Une question de confiance

Le premier compte surtout des start-up et des PME parmi ses clients. Le second, des ETI ou organisations privées ou publiques, telles que l’IRSN, l’Institut de Radioprotection et de Sûreté Nucléaire ou encore l’Agence Nationale du Médicament. Autant dire que les données sensibles, ça le connaît.

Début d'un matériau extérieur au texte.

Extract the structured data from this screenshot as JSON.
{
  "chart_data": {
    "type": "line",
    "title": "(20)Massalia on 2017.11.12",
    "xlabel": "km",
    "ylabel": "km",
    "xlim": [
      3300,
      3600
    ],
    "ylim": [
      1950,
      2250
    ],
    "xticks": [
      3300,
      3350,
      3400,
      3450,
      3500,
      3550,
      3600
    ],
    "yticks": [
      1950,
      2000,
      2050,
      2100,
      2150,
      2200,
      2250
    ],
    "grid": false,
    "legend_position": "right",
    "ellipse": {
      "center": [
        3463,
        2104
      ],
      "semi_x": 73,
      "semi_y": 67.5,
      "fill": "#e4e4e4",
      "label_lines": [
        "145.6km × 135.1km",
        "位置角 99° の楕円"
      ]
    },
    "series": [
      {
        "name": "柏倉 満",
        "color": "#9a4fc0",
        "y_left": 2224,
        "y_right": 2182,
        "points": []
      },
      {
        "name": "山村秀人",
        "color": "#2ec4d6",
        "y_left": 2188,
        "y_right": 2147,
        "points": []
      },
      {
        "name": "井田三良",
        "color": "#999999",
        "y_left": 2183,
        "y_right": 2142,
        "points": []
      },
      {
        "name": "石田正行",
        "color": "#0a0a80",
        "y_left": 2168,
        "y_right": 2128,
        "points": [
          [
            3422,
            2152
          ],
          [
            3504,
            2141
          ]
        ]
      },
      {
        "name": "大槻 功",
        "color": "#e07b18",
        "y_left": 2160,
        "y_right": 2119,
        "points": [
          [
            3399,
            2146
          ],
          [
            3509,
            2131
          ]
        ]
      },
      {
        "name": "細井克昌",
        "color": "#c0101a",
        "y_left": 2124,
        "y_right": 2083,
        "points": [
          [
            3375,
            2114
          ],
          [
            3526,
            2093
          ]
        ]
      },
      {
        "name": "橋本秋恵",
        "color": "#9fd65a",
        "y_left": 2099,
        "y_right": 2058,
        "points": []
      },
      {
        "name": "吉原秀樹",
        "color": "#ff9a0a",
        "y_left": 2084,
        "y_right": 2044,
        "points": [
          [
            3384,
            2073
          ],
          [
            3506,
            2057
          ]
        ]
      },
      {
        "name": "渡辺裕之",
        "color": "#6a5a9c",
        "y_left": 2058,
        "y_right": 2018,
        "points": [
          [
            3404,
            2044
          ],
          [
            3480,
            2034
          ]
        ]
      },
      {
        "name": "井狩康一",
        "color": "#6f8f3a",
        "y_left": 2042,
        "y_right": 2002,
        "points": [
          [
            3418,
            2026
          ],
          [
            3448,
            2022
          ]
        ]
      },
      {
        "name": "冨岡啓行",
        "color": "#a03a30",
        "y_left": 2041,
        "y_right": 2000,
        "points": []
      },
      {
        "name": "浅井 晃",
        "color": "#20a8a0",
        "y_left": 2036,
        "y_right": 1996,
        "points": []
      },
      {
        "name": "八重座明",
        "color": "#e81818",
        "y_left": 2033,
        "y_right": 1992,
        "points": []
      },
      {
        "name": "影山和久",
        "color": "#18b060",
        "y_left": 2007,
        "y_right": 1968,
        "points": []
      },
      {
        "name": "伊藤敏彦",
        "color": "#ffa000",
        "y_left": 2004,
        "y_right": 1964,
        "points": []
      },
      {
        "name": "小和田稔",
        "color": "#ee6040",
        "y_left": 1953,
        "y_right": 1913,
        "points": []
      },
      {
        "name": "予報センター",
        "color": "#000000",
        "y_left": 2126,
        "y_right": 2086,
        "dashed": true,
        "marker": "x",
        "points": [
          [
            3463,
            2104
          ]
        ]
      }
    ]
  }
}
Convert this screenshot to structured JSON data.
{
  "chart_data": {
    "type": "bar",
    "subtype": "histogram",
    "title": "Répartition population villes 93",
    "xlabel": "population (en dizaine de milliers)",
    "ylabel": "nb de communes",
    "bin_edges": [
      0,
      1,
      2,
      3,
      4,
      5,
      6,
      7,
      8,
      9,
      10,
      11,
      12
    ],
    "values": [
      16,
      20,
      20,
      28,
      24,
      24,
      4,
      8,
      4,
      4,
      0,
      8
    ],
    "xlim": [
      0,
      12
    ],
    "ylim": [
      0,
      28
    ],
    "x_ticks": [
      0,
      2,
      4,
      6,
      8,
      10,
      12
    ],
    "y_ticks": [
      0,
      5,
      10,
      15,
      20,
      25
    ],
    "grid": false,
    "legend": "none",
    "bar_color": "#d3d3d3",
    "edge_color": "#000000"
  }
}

"Il y a une énorme crainte des entreprises de perdre leur savoir-faire, explique Jérôme Valat. Car à force de papoter avec ChatGPT, on leur prend beaucoup de choses. Instaurer un cadre de confiance, c’est déjà n’avoir aucune technologie non européenne dans la solution. Et d’autre part, un fonctionnement de l’IA qui ne peut pas sortir de l’intérieur de l’entreprise."

Démocratiser l’IA auprès des plus petits

Les deux sociétés vont donc désormais proposer des offres couplées : Cleyrop fournit la plateforme, iPepper effectue "le dernier kilomètre. C’est-à-dire arriver à créer véritablement l’application IA nécessaire et l’intégrer dans les processus métiers existants."

Une complémentarité qui permettra de démocratiser l’IA, essentiellement auprès des plus petites entreprises. "Il est possible d’entrer par un cas d’usage comme le traitement documentaire par exemple, explique Arnaud Pinte. On peut développer un petit bot pour dire au dirigeant quels sont ses contrats qui arriveront à échéance le mois prochain. Quelques semaines après, il pourra lui demander de faire une cartographie de compétences de l’ensemble de ses salariés. Sans changer de solution."

Risque de fracture numérique

Révolutionner l’IA pour la rendre ainsi "consommable", l’objectif est encore bien loin d’être atteint. S’il est basé sur la Côte d’Azur, iPepper compte plusieurs implantations en France (à Lyon, Nantes, Aix-en-Provence), dont une à Paris. Incontournable. De son côté, "Cleyrop est basée à Paris, ça en dit long, confie Jérôme Valat. Là aussi il faut que la technologie sorte du périphérique parisien. Ce n’est pas rien. Très souvent, les grandes organisations s’y concentrent parce que c’est là qu’est le pouvoir économique en France. Nous en sommes là pour l’IA. Plus on s’éloigne de la tour Eiffel, plus on constate que les adoptions ne sont pas du tout engagées, pas enclenchées. Et il faut faire assez attention à ce qu’on ne soit pas en train de se créer une nouvelle fracture numérique dans le territoire français."


"Il existe aussi une rupture entre les grands groupes qui ont les moyens de financer des équipes de data engineers ou des data scientists à demeure et d’expérimenter des choses, et les petites entreprises qui n’ont pas cette capacité, analyse Arnaud Pinte. C’est pour cela que nous nous sommes engagés sur ce marché, avec succès, et que nous allons pouvoir, ensemble, accélérer l’adoption de l’IA dans les PME."

Parce que cette acculturation est une course de fond, les deux nouveaux partenaires ont choisi de ne pas se fixer, pour commencer, d’objectifs chiffrés.